Spurs have conceded at least twice in each of their last seven matches, displaying fragility when put under defensive pressure.
Sensing this weakness, it will be a huge surprise if Vieira does not re-deploy the pacey and direct front four he unleashed in a 2-0 victory at AFC Bournemouth on New Year’s Eve.
They had previously played together on several occasions, but that win against the Cherries was the first time Vieira had used Ayew as the spearhead of his attack, with Zaha, Eze and Olise in support.
As a foursome in a 4-2-3-1 they provide great pace, but also a strong willingness to run with the ball.
Getting tight to the home forwards - forcing them to pass rather than run at them - will be an integral part of Spurs’ strategy.
Attempted dribbles per match 2022/23
Palace’s attacking unit makes up a quarter of the Premier League’s top 16 when it comes to dribbles attempted per 90 minutes.
Spurs will know all about Zaha’s desire to run with the ball, but Olise and Ayew are also ranked inside the division’s top 10.
If Spurs afford Vieira’s front men the space they need to dribble at defenders, they could be in trouble.

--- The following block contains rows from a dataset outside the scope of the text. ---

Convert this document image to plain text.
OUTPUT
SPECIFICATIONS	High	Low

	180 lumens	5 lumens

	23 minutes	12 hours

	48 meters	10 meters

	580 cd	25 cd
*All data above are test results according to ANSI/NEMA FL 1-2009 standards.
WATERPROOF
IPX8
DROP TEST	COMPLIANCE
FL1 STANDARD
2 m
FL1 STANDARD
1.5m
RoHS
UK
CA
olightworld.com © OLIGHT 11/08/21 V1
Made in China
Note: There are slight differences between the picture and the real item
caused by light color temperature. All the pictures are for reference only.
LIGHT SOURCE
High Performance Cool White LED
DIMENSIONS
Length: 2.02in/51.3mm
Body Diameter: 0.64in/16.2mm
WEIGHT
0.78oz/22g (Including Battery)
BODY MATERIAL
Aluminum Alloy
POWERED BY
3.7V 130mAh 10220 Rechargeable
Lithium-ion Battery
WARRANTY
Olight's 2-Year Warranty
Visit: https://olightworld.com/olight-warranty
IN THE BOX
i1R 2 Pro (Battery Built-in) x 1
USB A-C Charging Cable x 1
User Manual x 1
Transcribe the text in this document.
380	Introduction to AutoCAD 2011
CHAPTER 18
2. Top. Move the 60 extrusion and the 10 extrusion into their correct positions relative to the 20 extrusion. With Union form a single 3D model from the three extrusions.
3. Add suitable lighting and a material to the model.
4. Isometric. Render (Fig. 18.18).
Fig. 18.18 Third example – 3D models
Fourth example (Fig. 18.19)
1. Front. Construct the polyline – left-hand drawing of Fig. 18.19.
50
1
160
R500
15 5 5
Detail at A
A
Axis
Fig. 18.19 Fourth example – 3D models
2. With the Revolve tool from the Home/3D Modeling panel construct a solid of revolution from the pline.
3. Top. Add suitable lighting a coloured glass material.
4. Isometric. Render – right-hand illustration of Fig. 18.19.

Palace’s attackers will not need a second invitation to sprint towards goal with the ball at their feet.
Pace to burn
Vieira has tried to implement a more controlled, possession-based approach since taking the helm, but the strength of his side still revolves around speed inside the final third.
Last time out they were a little more direct than usual, with over 20 per cent of their distribution classified as long.
We may see a repeat of this at Selhurst Park, especially if Spurs leave space in the channels behind both wing-backs.
If Conte is worried about his back three, those tactics may force the Spurs head coach to drop his wing-backs a little deeper in a bid to contain them.
Palace's running stats 22/23
|Top speed (km/h)||Club rank||Sprints/90||Club rank|
While Eze is more of a playmaker who likes the ball to feet, Zaha, Olise and Ayew all boast outstanding athleticism.
The trio love to test their markers with sprints, and if Spurs do not track their runs properly, Palace will find it easy to gain territory.
Varying their movement, they may regularly make runs into space between Spurs’ wide central defenders and wing-backs.
Accurate, long, diagonal passes from Joachim Andersen are sometimes the catalyst for these sprints.
Gambling on second-ball flicks or knockdowns, the Eagles’ front men will consistently ask questions.
Buoyed by their victory at AFC Bournemouth, Palace certainly have the right players and tactical approach to test Spurs’ defensive mettle.